Low Preparedness Levels
Only 3.5% of the respondents characterized their organizations as fully prepared for the current AI regulatory requirements. The uncertainty surrounding these regulations is pervasive; approximately 29% of participants indicated they were still determining which rules apply to their organizations. Another 28% acknowledged awareness of the relevant regulations but lacked a clear action plan, while 6% admitted to being unsure of their compliance status. Collectively, 63% of those surveyed could not claim preparedness for the evolving AI environment.
Training Shortfalls
The results highlight a notable gap in training and internal awareness regarding AI. A mere 22% of respondents stated their organizations provide effective AI awareness training. Alarmingly, nearly half (48%) reported having no AI training programs in place but expressed a desire to implement them. Additionally, 12% indicated there are no plans to offer training, while another 12% mentioned existing training that is not particularly effective.
This lack of structured training complicates governance, record-keeping, and internal assurance processes, especially where personal data is concerned. As AI tools proliferate within business functions, many organizations appear to be relying on informal knowledge rather than formal training.
Challenges Under GDPR
Respondents identified several areas where data protection requirements complicate AI utilization. The most significant issue cited was related to automated decision-making rules (27%). Following this, data minimization and retention concerns were mentioned by 23% of respondents, while oversight of vendors and model providers was noted by 21%.
The findings indicate that challenges arise across multiple facets of the data protection framework, rather than from a single point of friction.
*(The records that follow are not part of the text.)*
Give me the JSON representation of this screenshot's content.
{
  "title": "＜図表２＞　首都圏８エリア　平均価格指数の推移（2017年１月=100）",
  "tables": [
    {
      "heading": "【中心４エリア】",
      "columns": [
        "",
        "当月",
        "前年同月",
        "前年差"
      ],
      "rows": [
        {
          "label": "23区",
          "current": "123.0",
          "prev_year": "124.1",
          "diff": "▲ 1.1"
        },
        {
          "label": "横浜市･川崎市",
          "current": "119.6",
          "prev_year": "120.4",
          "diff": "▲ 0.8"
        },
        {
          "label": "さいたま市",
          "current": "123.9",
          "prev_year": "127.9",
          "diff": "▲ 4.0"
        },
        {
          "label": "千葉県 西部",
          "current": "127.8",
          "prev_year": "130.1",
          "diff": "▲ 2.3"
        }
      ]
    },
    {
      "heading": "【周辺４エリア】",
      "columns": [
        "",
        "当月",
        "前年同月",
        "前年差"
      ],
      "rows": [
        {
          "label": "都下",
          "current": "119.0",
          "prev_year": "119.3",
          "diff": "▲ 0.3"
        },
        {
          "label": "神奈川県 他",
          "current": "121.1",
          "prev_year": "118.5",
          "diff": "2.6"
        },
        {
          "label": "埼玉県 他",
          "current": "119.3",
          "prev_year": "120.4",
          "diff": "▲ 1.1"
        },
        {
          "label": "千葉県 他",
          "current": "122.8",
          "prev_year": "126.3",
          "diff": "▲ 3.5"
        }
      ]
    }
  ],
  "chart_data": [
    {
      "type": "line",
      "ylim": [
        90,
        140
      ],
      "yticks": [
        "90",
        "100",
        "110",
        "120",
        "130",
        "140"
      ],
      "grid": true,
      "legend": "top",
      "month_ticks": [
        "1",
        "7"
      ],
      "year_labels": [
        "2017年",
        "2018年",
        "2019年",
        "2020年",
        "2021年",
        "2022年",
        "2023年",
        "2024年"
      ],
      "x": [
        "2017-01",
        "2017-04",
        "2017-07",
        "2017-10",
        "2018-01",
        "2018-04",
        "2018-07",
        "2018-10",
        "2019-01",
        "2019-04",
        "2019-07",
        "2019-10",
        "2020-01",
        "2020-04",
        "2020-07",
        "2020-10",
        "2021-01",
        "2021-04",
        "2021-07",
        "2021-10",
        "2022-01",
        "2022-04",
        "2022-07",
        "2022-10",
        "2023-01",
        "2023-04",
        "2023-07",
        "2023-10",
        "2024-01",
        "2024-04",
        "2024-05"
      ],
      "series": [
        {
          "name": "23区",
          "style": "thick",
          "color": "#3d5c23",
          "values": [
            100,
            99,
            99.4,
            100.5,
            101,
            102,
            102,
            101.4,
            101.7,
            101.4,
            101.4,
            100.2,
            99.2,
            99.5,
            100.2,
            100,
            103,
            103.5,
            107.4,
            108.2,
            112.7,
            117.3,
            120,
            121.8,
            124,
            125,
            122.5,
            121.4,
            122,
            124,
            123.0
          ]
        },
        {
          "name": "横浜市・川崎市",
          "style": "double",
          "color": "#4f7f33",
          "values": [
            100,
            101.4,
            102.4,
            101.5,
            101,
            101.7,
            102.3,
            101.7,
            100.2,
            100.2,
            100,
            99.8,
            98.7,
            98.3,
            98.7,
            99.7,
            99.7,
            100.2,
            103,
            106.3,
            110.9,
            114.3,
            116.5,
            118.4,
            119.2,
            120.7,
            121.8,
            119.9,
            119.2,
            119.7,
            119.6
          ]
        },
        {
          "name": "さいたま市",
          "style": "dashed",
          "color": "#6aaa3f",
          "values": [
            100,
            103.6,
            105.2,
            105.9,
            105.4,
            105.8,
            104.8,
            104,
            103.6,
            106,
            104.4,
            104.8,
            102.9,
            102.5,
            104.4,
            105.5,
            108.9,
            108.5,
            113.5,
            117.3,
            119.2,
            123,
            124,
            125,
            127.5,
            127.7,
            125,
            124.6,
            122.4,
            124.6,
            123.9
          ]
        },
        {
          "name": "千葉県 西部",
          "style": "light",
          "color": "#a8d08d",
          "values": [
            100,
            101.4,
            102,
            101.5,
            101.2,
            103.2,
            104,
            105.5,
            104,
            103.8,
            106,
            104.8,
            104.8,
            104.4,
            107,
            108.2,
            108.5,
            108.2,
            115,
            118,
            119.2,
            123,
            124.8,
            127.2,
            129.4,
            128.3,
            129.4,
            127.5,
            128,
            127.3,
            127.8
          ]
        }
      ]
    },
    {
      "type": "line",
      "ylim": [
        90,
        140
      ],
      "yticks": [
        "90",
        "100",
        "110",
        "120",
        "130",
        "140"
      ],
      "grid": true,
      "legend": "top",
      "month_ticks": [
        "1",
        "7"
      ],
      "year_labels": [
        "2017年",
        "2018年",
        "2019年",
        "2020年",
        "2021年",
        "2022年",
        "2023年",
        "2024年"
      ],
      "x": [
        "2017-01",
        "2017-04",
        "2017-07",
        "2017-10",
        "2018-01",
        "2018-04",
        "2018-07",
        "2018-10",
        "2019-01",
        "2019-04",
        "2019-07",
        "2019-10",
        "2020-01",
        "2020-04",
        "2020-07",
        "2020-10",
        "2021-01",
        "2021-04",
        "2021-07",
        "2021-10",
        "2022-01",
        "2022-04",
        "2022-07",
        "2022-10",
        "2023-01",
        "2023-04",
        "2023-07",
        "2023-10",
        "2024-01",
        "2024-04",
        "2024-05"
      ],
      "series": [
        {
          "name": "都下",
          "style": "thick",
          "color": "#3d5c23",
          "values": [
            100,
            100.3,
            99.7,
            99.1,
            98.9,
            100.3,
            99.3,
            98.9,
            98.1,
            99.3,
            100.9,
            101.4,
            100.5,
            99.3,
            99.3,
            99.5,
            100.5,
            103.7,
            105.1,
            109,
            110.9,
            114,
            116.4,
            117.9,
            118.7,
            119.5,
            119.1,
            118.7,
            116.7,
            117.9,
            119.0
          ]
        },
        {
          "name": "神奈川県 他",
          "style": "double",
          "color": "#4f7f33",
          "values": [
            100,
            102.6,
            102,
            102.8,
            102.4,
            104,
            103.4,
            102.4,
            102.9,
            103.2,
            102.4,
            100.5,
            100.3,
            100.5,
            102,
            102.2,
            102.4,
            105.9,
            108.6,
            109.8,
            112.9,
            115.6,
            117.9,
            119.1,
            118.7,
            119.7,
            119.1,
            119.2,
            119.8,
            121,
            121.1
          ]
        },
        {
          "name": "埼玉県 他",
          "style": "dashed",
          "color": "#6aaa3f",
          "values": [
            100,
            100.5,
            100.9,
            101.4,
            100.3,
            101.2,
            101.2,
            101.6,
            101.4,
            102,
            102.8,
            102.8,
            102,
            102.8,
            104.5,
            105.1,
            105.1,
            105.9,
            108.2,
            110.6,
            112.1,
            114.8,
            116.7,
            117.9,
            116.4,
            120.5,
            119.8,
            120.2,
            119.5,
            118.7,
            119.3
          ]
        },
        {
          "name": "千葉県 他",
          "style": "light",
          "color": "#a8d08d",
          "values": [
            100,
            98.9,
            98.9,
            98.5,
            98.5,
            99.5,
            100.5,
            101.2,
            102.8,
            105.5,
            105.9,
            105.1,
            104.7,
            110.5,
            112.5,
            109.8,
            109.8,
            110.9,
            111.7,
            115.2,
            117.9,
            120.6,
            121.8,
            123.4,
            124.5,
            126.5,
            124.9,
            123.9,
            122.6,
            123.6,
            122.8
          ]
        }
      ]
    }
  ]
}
AI systems typically operate on large datasets, generate outputs that may be opaque, and depend on third-party vendors, thereby increasing the requirements for mapping data flows and documenting compliance decisions.
Operational Disruption
While many organizations report minimal immediate impact on their compliance operations, a smaller segment is already facing significant disruptions. Nearly two-thirds (64%) described AI as only slightly disruptive or not disruptive at all to their compliance programs. Conversely, 12% reported that AI had been very or extremely disruptive.
This disparity suggests uneven adoption of AI. Some organizations are still pilot testing use cases and establishing policies, while others have advanced to broader deployments across various functions. This unevenness affects the volume of compliance work necessary, including risk assessments, procurement checks, and evaluations of how AI tools interact with personal data.
Mixed Confidence Levels
Confidence in compliance with AI regulations is similarly divided. Only 9% of respondents expressed strong confidence that their organization’s use of AI is compliant. A third (33%) reported being not very confident or not confident at all, while the largest group (30%) felt only somewhat confident.
Conclusion
Respondents emphasized the challenge of keeping pace with regulatory changes. AI governance in Europe and the UK is evolving through a mix of new AI-specific regulations and the extension of existing frameworks such as data protection laws. Organizations may need to navigate governance across multiple departments, including legal, compliance, data protection, security, and procurement.
The survey results reflect converging pressure stemming from ongoing GDPR enforcement, the implementation phase of the EU AI Act, and the UK’s sector-specific approach to AI governance. Firms are exhibiting low levels of readiness and limited training as they evaluate how their AI use aligns with current obligations.